Residents -- who cannot afford to buy water from mobile water traders -- depend on the river water flowing into the drains during the dry season. The method that Euis and her neighbors use to filter the drain water is to channel it to a pond near their wells so the water can be purified by seeping through the layers of soil and eventually into their wells. This method of water retrieval has been used by the government as a model for absorption wells in Bandung. The difficulty in getting water is not only caused by the dry season, but also by the excessive use of water by industries and commercial activities including hotels and malls.

Based on data from the Ministry of Energy and Mineral Resources, the excessive use of ground water in the basin area has significantly deteriorated the ground water conditions there.

Head of the Ground Water Conservation Office, Danaryanto, said that they began recording data about ground water conditions in the Bandung basin area in 1977.

"At that time, we drilled about 100 meters into the ground in the Citarum river valley area. Water spurted upward as high as 20 meters then. But now in the Rancaekek area here, for example, there is not a single drop of water after drilling for 250 meters," he said.

When calculated, the water level in a number of industrial areas within the Bandung basin area was found to have dropped to around 100 meters over a period of around 27 years.

The condition has been declared critical because the water level has dropped more than 60 percent.

The ground water reserve in the Bandung basin area alone is only 108 million cubic meters per year, but Danaryanto said the government had not yet provided industries with tap water.
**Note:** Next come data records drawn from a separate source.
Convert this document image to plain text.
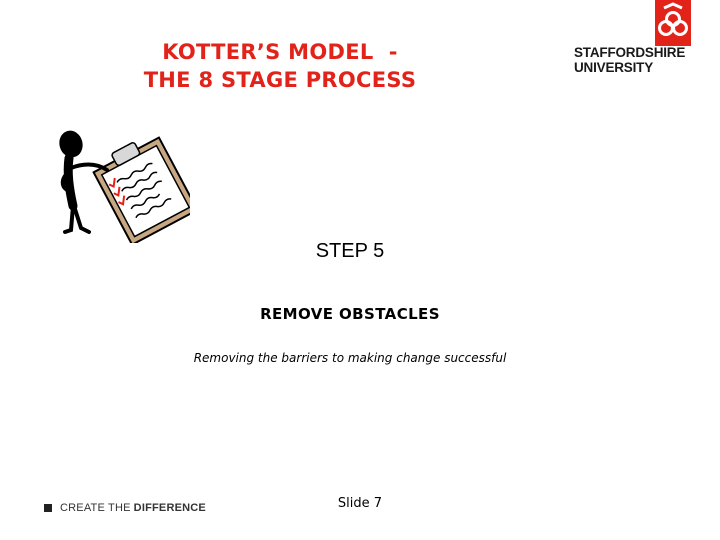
KOTTER’S MODEL  -
THE 8 STAGE PROCESS
STAFFORDSHIRE
UNIVERSITY
STEP 5
REMOVE OBSTACLES
Removing the barriers to making change successful
CREATE THE DIFFERENCE	Slide 7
As a result, the factories still pump ground water for their operational needs.

A researcher from the agency, Agus Taufik, discovered eight locations where sinkholes had appeared because the ground water which had previously supported the surface layers of soil had been siphoned out, and this had created underground cavities called cone depressions.

The worst affected area is located in South Cimahi, where the land surface has sunk at least 52.4 centimeters, according to data recorded in 2000.

Seven other locations experiencing the problem are Dayeuhkolot (45.8 centimeters), Rancaekek (24.9 centimeters), Banjaran (17.9 centimeters), Bojongsoang (19.1 centimeters), Majalaya (15.9 centimeters), Braga (8.4 centimeters) and Ujungberung (6.6 centimeters).

An investigation conducted by the agency on factories since 1976 showed that 686 drilled wells which pumped out around 300,000 cubic meters of ground water annually, existed in South Cimahi area in 1976.

The amount of wells increased preceding the economic crisis of 1998. The industrial boom caused the number of drilled wells to reach 2,387, with the highest volume of ground water pumped reaching 77 million cubic meters.

The closing of numerous factories during the economic crisis has somewhat alleviated the pressure on ground water resources.

In 2003, the number of drilled wells in the Bandung basin area had dropped to 2,258, decreasing the amount of water siphoned to 50 million cubic meters.

The West Java administration has considered relocating the factories to Cipeundeuy in the west of Bandung regency, where their impact is expected to be less damaging.